European Case Law Identifier: ECLI:AT:OGH0002:2024:0030OB00226.23S.0228.000

Rechtsgebiet: Zivilrecht

Entscheidungsart: Ordentliche Erledigung (Sachentscheidung)

 

Spruch:

 

Der Revision wird Folge gegeben.

Die Urteile der Vorinstanzen werden dahin abgeändert, dass sie insgesamt wie folgt zu lauten haben:

„Das Klagebegehren, 1. die beklagte Partei sei schuldig, der klagenden Partei 20.011,20 EUR samt 4 % Zinsen ab Klagszustellung Zug um Zug gegen Rückgabe des Kfz Seat Alhambra NEU Style TDI CR, Fahrzeugidentifikationsnummer (FIN): *, zu zahlen, in eventu: 2. Die beklagte Partei sei schuldig, der klagenden Partei 6.000 EUR samt 4 % Zinsen seit Klagszustellung zu zahlen, in eventu: 3. Es werde mit Wirkung zwischen der klagenden und der beklagten Partei festgestellt, dass die beklagte Partei für jeden Schaden hafte, der der klagenden Partei aus dem Kauf des in Punkt 1. bezeichneten Fahrzeugs und dem darin verbauten Dieselmotor Typ EA189 entstehe, wird abgewiesen.

Die Entscheidung über die Kosten des Verfahrens erster Instanz und des Berufungsverfahrens bleibt dem Erstgericht vorbehalten.“

Die Entscheidung über die Kosten des Revisionsverfahrens bleibt dem Erstgericht vorbehalten.

 

Entscheidungsgründe:

[1] Der Kläger schloss am 12. März 2012 mit einer Fahrzeughändlerin (Vertragshändlerin der Beklagten) eine Vereinbarung über den Kauf des im Spruch dieses Urteils näher umschriebenen Neufahrzeugs mit einem 2,0 l Dieselmotor Typ EA189 um 37.900 EUR. Der Listenpreis betrug 45.050 EUR, auf den dem Kläger ein entsprechender Rabatt gewährt wurde.
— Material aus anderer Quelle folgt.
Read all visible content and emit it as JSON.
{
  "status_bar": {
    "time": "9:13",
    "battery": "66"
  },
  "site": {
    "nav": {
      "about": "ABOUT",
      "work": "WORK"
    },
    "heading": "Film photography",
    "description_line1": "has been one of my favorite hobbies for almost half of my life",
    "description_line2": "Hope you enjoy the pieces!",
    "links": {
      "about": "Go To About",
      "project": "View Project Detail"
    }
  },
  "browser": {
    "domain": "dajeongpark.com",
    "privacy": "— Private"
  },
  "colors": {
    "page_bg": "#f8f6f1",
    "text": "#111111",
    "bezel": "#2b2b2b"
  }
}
Die Finanzierung erfolgte durch eine Leasingvereinbarung. Das Fahrzeug wurde dem Kläger am 15. März 2012 übergeben. Der Kläger kaufte das Fahrzeug im April 2017 nach Ablauf des Leasingvertrags von der Leasinggeberin.

[2] Im Jahr 2012 ging der Kläger davon aus, dass das Fahrzeug den gesetzlichen Vorgaben entspreche. Er hätte sich nicht dafür entschieden, wenn er damals gewusst hätte, dass eine Software verbaut ist, die unterschiedliche Modi für die Messung zulassungsrelevanter Emissionswerte („Umschaltlogik“) vorsieht.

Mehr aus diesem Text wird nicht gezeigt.